Lecture notes for February 28: Phylogenetic Trees continued


Consensus tree. If we have several trees, we can show a tree diagram that indicates points of agreement. There are several ways to do this. Strict consensus shows only the parts that all trees share. Unfortunately most strict-consensus trees look like stars with no interesting structure. Majority-rule consensus shows all the parts that appear on 50% or more of the trees. (If the 50% parts don't fill out the whole tree, it is common to add additional high-scoring groups until the tree is connected. It would be more strictly correct to show the remaining part as a star.)

Bootstrap results are generally shown as majority-rule consensus trees with each branch labeled with its bootstrap score.

It can be shown mathematically that the groups which score above 50% are guaranteed to all be compatible with the same tree.

Using trees. What questions can we ask about a tree? We can bootstrap it (see previous notes) to see if it is well supported, and to identify the shaky parts.

We can compare trees inferred using different assumptions. The likelihood ratio test compares two maximum-likelihood trees made with different models, and can help establish which model is better. This test can only be used if the two models are nested which means that one is a special case of the other. One example is the model where all lineages evolve at the same rate, which is a special case of the model where each lineage has its own rate. The tree will always fit the more general model better (the more general model has more stretch, and so can be made to fit more tightly) but we can test whether the improvement in going to the more general model is significant or not. This is a standard test of the molecular clock.
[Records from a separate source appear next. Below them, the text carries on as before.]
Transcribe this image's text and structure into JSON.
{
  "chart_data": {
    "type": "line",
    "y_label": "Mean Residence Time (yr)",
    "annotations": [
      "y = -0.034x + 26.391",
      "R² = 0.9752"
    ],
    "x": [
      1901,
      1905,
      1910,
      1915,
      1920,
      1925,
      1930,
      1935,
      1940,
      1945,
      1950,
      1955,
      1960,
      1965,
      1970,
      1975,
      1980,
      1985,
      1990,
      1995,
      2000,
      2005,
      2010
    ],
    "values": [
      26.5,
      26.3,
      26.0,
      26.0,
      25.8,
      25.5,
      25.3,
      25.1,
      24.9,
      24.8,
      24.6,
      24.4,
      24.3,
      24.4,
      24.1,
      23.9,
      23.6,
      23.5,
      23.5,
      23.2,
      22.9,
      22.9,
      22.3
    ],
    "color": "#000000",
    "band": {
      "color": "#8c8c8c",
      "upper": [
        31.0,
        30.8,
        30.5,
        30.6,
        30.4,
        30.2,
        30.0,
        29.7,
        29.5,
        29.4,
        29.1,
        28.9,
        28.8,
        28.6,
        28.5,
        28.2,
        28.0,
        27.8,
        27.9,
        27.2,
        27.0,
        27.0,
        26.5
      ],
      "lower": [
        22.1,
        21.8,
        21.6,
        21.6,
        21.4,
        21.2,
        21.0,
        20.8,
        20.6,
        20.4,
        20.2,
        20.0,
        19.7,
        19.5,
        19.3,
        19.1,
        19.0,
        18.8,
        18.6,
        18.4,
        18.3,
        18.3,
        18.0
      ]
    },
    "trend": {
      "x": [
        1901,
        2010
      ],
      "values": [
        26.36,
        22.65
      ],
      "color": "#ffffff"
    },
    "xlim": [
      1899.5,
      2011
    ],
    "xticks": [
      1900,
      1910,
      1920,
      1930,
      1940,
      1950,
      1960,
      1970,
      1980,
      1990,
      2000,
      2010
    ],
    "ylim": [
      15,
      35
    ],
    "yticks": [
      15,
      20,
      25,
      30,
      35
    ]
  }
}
The test uses log-likelihoods (the logarithm of the likelihood) which are standard for talking about likelihood methods (they are more reasonable numbers to handle than likelihoods, which are often terribly small numbers). Take the difference between the log likelihood of the tree under the general and specific models, double it, and compare it to a chi-square distribution with degrees of freedom equal to the number of extra parameters in the more complex model. (That's why the models have to be nested; otherwise we couldn't compute the degrees of freedom. There are ways to compare non-nested models, but they are more difficult.)

[I'm not going to ask you to do likelihood ratio tests on an exam.]
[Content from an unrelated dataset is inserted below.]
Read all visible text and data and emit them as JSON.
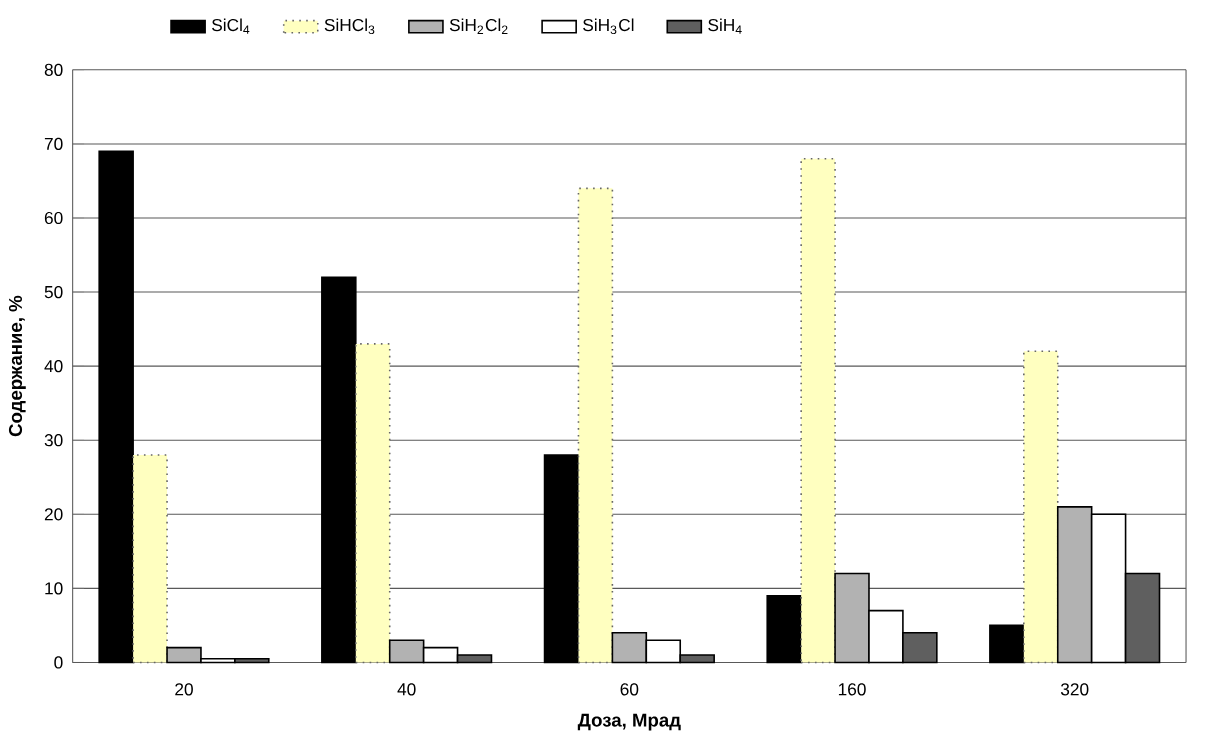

If the general model is significantly better, we can reject the hypothesis that a molecular clock applies to these data. Similiar tests can be done for other nested hypotheses: for example, that some sites evolve faster than others, or that transitions are favored over transversions.

We can also compare the trees themselves, though different tests are needed because trees are not nested hypotheses. For example, in the famous human mtDNA data set of Vigilant et al. we can ask whether there exist trees not significantly worse than the best tree which do not show an African root for humanity. (As it turns out, such trees do exist, though they are rarer than the African-root kind.)
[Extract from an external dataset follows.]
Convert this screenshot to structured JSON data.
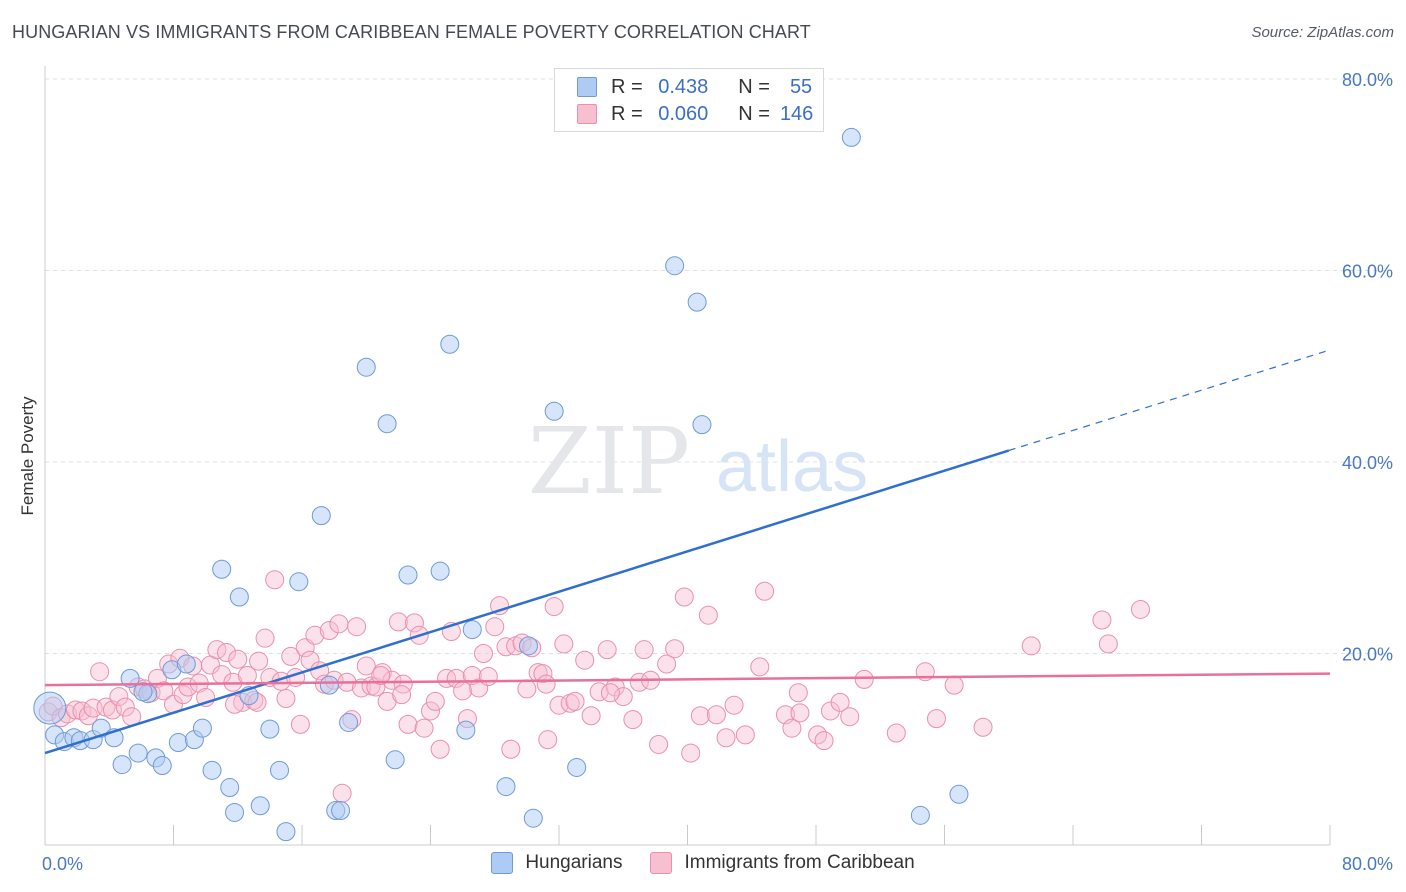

We can compare trees for different loci and see if they disagree. The discovery that trees for mitochondrial and chloroplast genes were very different than the trees for their containing organisms led to the realization that mitochondria and chloroplasts are probably foreign DNA acquired by eukaryotes sometime in their evolution.

Some interesting results from phylogenetics.

The amount of genetic difference associated with a taxonomist's idea of orders, classes, genuses, species, etc. varies hugely across the natural world. Humans and chimpanzees differ by less than 5%. In most other groups this level of difference would indicate close sibling species (perhaps we are making a mistake when we consider humans and chimps to be in different families?) At the other extreme, strains of E. coli can vary hugely, 20% or more.

Organisms with conservative body plans (living fossils like the horseshoe crab) have just as much evidence of genetic change as other organisms. Whatever keeps them looking the same, it does not keep all their genes the same.

Phylogenies can help interpret traits. Many salamanders can project their tongues to catch insects. This trait does not fit well on molecular trees of salamanders; it seems to have appeared three times. On examination, the three groups of salamanders do not use the same physical mechanism to project their tongues; they were being clumped together due to a superficial understanding.

We've already seen how the distribution of asexual lineages on the tree suggests that asexual species are short-lived.

The comparative method analyzes traits on a tree to sort out the difference between traits that are correlated due to natural selection, and traits that are correlated because of family relationships among species. For example, large lizards use a different style of head-bobbing dance than small lizards. Is this because one dance is better adapted for large lizards and the other for small, or is it because all the large lizards are related and happened to inherit the dance from their common ancestor? The comparative method factors out similarity due to ancestry, allowing us to see if there is any additional similarity which could indicate selection.